A rule method is method that has no parameters and has a void return type. To declare a rule method use the key word 'rule' as shown in the following example:
rule MyRule()
{
// normal jetfire code
}
Rule methods are always treated as public; however no access modifier is allowed to be specified.

Rule Example

In the following example "MyRule" will automatically set a property ("Completed") when all members of the List ("taskList") are true.

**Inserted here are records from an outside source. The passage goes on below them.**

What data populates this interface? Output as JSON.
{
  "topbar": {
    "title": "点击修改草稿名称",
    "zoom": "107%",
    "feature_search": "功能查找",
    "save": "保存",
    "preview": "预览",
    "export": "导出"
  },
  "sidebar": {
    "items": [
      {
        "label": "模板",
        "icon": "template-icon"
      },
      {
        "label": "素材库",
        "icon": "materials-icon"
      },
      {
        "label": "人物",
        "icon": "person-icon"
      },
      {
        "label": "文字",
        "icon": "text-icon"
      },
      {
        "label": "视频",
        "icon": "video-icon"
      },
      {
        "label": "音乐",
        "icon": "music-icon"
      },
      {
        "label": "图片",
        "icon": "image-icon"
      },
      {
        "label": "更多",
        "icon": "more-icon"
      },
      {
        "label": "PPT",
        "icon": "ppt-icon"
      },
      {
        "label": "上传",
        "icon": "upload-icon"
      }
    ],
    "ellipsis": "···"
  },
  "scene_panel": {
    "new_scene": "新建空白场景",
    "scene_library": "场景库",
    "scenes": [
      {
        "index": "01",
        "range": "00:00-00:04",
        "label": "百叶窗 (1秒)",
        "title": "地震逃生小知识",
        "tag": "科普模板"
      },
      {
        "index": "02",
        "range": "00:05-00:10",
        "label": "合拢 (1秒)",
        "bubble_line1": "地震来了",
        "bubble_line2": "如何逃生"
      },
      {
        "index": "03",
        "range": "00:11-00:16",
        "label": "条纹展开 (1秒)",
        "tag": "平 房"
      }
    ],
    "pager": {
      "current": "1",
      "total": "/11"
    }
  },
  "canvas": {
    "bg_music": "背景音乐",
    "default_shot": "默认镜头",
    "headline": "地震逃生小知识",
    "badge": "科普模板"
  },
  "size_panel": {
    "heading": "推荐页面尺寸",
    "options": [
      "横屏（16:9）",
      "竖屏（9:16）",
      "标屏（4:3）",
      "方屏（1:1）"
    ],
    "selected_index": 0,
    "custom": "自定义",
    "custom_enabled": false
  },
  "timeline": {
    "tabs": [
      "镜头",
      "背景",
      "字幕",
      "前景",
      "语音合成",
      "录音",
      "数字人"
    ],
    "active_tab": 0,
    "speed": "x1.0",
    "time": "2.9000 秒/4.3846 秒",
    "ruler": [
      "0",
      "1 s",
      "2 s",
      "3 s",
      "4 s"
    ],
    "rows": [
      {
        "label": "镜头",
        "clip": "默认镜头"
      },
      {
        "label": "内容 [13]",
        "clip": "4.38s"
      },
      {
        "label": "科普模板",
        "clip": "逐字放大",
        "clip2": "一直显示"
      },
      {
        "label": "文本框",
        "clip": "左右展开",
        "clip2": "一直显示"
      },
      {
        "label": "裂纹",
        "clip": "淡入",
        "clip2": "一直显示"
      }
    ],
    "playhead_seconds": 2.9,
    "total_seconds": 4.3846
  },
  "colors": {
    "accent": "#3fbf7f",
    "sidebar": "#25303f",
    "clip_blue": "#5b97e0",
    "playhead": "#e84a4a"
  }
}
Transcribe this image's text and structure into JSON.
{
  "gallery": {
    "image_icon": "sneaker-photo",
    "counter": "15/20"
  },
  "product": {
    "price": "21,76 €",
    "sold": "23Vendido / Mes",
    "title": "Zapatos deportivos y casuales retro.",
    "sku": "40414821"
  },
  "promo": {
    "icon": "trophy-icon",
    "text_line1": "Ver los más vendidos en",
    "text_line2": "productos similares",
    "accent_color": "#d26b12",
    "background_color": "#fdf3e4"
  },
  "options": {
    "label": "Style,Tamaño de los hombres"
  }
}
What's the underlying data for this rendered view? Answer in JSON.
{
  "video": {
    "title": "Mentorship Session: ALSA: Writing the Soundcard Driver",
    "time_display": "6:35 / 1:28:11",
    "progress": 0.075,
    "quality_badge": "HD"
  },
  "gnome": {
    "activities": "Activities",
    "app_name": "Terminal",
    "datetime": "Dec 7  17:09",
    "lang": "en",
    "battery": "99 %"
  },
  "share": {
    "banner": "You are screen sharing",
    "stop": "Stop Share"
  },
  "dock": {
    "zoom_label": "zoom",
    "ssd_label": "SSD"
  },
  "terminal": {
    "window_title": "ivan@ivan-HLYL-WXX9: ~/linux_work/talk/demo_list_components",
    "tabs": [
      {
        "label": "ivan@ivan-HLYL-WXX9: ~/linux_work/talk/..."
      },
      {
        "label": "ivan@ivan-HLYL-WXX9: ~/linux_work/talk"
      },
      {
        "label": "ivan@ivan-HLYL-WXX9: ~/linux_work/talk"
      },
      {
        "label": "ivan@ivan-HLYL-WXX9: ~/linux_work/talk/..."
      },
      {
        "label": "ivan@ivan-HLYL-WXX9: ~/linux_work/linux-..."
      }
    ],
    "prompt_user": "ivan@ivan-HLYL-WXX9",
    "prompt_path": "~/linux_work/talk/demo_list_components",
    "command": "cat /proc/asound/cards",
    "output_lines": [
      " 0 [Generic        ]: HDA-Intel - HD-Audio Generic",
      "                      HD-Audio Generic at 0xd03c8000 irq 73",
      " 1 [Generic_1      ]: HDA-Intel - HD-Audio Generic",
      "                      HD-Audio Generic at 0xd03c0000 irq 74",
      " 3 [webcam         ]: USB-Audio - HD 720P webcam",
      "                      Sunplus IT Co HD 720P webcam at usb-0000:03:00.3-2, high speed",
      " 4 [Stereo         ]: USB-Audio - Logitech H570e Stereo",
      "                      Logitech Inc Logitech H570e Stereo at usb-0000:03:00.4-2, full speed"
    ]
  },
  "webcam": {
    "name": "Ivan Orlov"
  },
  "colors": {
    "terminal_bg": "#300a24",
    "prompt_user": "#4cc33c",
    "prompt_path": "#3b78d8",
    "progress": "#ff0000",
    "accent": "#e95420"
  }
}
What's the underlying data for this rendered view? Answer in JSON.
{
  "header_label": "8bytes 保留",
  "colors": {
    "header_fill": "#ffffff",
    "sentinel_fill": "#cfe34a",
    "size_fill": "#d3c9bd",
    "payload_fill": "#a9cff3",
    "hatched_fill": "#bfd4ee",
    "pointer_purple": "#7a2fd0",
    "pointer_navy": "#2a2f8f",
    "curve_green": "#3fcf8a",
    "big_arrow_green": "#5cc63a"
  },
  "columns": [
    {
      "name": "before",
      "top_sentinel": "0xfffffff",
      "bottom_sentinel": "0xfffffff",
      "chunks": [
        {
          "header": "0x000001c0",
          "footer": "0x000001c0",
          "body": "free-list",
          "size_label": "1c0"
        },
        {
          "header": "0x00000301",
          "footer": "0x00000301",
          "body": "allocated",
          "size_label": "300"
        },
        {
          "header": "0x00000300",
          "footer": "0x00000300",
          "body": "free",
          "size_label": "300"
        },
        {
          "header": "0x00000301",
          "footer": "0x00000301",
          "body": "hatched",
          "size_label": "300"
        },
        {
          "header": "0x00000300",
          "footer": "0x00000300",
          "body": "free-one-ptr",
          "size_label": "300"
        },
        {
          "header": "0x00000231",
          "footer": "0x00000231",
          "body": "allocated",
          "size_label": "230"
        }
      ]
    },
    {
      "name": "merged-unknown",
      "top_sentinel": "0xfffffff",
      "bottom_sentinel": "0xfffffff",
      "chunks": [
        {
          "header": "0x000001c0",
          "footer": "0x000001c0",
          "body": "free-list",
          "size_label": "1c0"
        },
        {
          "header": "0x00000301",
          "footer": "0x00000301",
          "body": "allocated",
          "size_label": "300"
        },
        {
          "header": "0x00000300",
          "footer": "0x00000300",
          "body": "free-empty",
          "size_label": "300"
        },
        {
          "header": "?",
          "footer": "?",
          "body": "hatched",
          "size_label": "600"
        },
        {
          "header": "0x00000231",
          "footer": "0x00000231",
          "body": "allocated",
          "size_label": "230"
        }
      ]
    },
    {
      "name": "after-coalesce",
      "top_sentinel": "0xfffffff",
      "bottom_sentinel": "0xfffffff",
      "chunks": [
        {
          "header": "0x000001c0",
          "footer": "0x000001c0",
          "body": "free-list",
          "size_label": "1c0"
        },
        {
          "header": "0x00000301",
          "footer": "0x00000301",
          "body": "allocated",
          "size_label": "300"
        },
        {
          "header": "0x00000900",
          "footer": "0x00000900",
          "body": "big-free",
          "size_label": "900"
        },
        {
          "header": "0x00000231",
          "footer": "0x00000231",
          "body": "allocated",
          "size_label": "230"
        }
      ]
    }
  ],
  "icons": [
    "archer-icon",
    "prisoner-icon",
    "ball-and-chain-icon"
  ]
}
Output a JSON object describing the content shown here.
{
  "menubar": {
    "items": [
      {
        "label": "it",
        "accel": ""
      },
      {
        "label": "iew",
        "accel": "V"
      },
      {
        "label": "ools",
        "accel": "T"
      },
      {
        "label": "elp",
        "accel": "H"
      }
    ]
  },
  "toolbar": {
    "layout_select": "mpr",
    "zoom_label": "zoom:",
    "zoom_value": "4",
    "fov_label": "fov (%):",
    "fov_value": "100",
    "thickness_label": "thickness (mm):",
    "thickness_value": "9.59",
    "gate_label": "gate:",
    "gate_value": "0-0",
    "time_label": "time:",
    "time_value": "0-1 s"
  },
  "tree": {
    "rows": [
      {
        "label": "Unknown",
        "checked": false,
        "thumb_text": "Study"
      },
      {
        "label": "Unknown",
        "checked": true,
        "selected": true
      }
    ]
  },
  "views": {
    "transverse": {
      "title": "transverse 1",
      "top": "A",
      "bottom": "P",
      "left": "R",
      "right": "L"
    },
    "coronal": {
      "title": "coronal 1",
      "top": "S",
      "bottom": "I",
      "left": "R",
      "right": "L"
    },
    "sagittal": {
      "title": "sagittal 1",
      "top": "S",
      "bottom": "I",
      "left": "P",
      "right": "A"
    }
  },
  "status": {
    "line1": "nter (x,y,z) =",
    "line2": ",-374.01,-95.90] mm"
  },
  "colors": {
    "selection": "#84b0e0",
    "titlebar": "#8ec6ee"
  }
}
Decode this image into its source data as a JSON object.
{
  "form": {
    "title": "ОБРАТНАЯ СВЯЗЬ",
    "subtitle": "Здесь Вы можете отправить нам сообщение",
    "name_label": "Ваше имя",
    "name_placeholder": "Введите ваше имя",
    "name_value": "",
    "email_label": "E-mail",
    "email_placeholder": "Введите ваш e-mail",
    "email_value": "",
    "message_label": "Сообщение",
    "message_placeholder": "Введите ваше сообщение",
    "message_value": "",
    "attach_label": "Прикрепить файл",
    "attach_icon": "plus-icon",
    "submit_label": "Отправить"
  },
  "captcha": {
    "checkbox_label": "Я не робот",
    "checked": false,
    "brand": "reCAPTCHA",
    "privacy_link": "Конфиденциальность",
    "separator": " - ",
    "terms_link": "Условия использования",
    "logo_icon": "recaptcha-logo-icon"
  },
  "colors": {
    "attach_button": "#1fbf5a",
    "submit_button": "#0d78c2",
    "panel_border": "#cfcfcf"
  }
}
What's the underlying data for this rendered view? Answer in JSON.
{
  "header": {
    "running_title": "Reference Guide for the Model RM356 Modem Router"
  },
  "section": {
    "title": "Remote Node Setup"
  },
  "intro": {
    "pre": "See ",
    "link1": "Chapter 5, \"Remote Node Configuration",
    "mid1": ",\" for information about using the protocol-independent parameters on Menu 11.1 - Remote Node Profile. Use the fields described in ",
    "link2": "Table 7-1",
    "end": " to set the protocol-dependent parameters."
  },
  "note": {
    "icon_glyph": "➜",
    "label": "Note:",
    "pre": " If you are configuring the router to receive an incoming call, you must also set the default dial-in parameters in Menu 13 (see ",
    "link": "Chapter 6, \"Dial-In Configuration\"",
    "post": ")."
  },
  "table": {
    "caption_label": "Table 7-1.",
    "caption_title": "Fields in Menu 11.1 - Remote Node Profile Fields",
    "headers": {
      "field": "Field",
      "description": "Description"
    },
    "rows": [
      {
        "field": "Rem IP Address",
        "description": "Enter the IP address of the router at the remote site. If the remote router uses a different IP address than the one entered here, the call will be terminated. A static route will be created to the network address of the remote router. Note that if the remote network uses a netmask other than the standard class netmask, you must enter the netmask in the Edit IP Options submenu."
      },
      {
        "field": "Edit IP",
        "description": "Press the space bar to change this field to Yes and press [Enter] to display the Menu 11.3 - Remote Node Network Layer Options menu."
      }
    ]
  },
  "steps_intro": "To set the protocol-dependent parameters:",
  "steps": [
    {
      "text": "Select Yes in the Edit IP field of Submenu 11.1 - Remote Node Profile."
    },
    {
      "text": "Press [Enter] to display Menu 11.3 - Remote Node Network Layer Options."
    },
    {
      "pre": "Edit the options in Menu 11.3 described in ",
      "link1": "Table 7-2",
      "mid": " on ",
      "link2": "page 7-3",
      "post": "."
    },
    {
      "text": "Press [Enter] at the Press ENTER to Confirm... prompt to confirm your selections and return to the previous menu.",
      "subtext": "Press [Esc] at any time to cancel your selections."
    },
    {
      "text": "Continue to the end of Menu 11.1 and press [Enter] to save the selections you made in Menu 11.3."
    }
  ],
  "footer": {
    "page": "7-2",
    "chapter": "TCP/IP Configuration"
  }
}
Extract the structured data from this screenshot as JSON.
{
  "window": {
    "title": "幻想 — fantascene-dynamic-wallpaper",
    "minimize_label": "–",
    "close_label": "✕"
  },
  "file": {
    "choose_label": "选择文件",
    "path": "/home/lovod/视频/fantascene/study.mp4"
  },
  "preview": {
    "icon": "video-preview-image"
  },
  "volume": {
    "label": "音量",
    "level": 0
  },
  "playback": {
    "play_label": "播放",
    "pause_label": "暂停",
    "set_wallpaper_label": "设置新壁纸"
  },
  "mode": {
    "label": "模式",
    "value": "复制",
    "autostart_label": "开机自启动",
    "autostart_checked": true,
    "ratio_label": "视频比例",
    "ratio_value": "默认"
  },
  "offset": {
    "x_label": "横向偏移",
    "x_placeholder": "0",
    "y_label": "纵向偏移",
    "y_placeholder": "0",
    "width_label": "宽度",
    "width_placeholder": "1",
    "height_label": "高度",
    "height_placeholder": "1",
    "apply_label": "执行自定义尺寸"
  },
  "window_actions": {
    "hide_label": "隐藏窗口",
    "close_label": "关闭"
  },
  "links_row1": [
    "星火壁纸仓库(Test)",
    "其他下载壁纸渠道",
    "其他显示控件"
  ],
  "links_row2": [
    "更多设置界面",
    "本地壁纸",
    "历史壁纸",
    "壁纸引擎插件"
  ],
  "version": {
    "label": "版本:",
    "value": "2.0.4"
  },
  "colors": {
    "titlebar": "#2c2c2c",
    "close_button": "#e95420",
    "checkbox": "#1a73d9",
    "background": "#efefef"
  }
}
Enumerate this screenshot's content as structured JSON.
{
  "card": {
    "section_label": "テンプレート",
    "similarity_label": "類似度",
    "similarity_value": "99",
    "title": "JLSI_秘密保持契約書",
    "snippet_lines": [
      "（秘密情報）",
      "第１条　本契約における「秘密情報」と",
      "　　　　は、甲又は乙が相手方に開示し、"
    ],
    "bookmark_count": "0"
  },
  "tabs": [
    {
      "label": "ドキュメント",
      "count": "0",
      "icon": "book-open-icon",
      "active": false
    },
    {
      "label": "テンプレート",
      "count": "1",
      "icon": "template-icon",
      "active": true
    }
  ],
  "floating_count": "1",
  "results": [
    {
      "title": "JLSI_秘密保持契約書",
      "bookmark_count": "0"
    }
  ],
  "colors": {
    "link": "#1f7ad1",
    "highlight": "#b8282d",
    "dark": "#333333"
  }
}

The method "MyRule" will execute automatically whenever the collection("taskList") changes (member added or removed) or whenever a member of the collection is modified. In this example other code is responsible for changing the List("taskList").

namespace RuleExample
{
public workflow Tasks()
{
private List taskList;
public bool Completed
{
get;
private set;
}
// constructor
public Tasks(List taskList)
{
this.Completed = false;
this.taskList = taskList;
}
// MyRule is invoked whenever 'TaskList' changes or
// whenever a workflow in the 'TaskList' collection changes value.
rule MyRule()
{
// check all 'Task's (workflows) in the collection 'TaskList'
foreach(Task f in this.TaskList)
{
if(!f.IsCompleted)
{
//if a single task is not completed
this.IsAllTasksCompleted = false;
return;
}
}
// tasks must be completed
this.IsAllTasksCompleted = true;
}
}
}

Note: This example my be confusing to seasoned programmers because they might expect that more programming effort is required to have the rule method properly. The execution of the rule method is performed by the Jetfire system which optimizes the execution of the 'rule' method so it executes only when it is required.

Complete Example

A complete examples are available in the download at jetfire.codeplex.com in the project JetfireCoreExampleTests.RuleTests.